Hacker News new | ask | show | jobs
by brendangregg 3697 days ago
I don't quite get it -- to me, that's like saying a hammer is notoriously bad at screwing in screws. And then going ahead and proving it. Um. Good content, but I don't get the premise. I wasn't using sampling profilers to study tail latency in the first place. Who would? (Maybe it's a different usage of "sampling profilers" than I'm familiar with.)

As for tail latency: one way is to dump every function event ; a lower cost way is to summarize latency in-kernel as a histogram. For both you're still tracing every function, and care about overhead down to 100 cycles etc.

But think about what causes the tails in the first place. Lock contention? Trace that. Resource I/O? Trace that. If it costs 1 us to trace disk I/O, it's usually not a problem. I like to time scheduler switch events with stack traces -- a catch all (but a bit more expensive). Of course, these approaches require kernel instrumentation. :)

1 comments

Hi Brendan,

(Full disclosure: I'm Mathieu Desnoyers, part of the LTTng maintainer team.)

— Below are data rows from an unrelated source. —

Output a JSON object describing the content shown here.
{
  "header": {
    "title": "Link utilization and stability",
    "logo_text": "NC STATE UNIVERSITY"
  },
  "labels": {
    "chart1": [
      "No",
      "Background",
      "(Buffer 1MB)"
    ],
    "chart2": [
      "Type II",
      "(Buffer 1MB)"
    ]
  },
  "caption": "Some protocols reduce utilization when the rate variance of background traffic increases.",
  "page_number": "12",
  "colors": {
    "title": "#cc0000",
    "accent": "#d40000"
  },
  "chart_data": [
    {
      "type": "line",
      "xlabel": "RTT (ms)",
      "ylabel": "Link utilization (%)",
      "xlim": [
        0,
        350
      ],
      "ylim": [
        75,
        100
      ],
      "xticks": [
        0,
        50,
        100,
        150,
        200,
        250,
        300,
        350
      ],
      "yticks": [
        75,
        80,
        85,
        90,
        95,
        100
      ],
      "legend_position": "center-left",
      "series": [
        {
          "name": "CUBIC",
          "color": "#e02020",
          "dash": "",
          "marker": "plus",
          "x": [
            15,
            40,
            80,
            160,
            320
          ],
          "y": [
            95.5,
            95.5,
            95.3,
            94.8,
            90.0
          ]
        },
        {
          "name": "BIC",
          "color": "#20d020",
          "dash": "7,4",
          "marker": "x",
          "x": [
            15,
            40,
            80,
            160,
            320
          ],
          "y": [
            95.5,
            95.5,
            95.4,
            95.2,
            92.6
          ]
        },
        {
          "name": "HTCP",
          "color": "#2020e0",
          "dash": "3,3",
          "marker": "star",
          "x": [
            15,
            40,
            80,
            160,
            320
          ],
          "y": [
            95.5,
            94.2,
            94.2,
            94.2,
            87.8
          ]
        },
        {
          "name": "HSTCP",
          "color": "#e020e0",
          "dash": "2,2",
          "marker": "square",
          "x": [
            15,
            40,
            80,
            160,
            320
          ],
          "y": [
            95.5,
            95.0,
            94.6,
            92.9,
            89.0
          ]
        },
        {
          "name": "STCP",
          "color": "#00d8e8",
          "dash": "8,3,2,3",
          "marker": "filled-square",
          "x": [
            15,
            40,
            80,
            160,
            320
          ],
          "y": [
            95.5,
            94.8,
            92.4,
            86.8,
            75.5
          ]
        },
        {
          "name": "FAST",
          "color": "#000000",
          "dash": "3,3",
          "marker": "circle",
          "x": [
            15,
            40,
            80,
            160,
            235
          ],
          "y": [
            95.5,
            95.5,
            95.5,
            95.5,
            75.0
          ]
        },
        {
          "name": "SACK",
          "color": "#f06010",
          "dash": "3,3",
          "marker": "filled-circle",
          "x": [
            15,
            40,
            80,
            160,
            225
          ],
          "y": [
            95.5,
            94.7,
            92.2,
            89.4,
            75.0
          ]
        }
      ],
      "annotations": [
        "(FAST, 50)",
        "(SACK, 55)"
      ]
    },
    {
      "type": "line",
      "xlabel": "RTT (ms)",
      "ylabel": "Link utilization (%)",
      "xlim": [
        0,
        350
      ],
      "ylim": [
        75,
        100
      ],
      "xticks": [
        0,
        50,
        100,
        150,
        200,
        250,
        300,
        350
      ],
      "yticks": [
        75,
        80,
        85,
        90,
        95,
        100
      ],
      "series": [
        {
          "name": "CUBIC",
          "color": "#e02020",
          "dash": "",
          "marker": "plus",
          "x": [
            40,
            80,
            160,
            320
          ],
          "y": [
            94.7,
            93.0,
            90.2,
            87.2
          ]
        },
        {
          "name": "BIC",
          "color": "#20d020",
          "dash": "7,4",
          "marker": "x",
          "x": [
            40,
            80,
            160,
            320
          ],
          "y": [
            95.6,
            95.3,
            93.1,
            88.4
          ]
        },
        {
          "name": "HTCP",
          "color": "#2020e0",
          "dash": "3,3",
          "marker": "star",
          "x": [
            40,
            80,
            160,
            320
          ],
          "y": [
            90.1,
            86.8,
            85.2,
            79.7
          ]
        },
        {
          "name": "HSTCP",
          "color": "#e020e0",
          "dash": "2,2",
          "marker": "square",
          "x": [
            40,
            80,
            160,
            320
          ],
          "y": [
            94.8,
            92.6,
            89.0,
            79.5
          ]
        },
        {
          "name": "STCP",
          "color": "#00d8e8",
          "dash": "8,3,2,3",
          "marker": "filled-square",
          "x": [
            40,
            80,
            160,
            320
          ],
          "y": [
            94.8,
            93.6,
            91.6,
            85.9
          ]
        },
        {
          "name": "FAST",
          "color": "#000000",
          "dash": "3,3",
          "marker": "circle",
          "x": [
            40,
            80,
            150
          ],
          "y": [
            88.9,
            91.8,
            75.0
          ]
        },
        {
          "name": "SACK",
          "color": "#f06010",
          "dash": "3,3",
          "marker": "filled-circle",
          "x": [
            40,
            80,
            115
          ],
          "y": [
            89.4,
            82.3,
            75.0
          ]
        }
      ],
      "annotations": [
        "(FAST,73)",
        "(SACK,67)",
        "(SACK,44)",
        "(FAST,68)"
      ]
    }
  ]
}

I would like to introduce a slightly less extreme point of view when considering "on-the-fly" aggregation of traces vs tracing to buffer followed by post-processing. I see from the current discussion thread that it's very much either one or the other, but I think that combining the two approach helps creating much more powerful tools. On-the-fly aggregation based on trace instrumentation helps pinpointing latency outliers. Tracing to buffers, on the other hand, provides very detailed information about the system behavior that leads to those outliers. By using on-the-fly aggregation as "triggers" to collect tracer in-memory ring-buffers, one can achieve investigation of latency outliers with very small I/O overhead.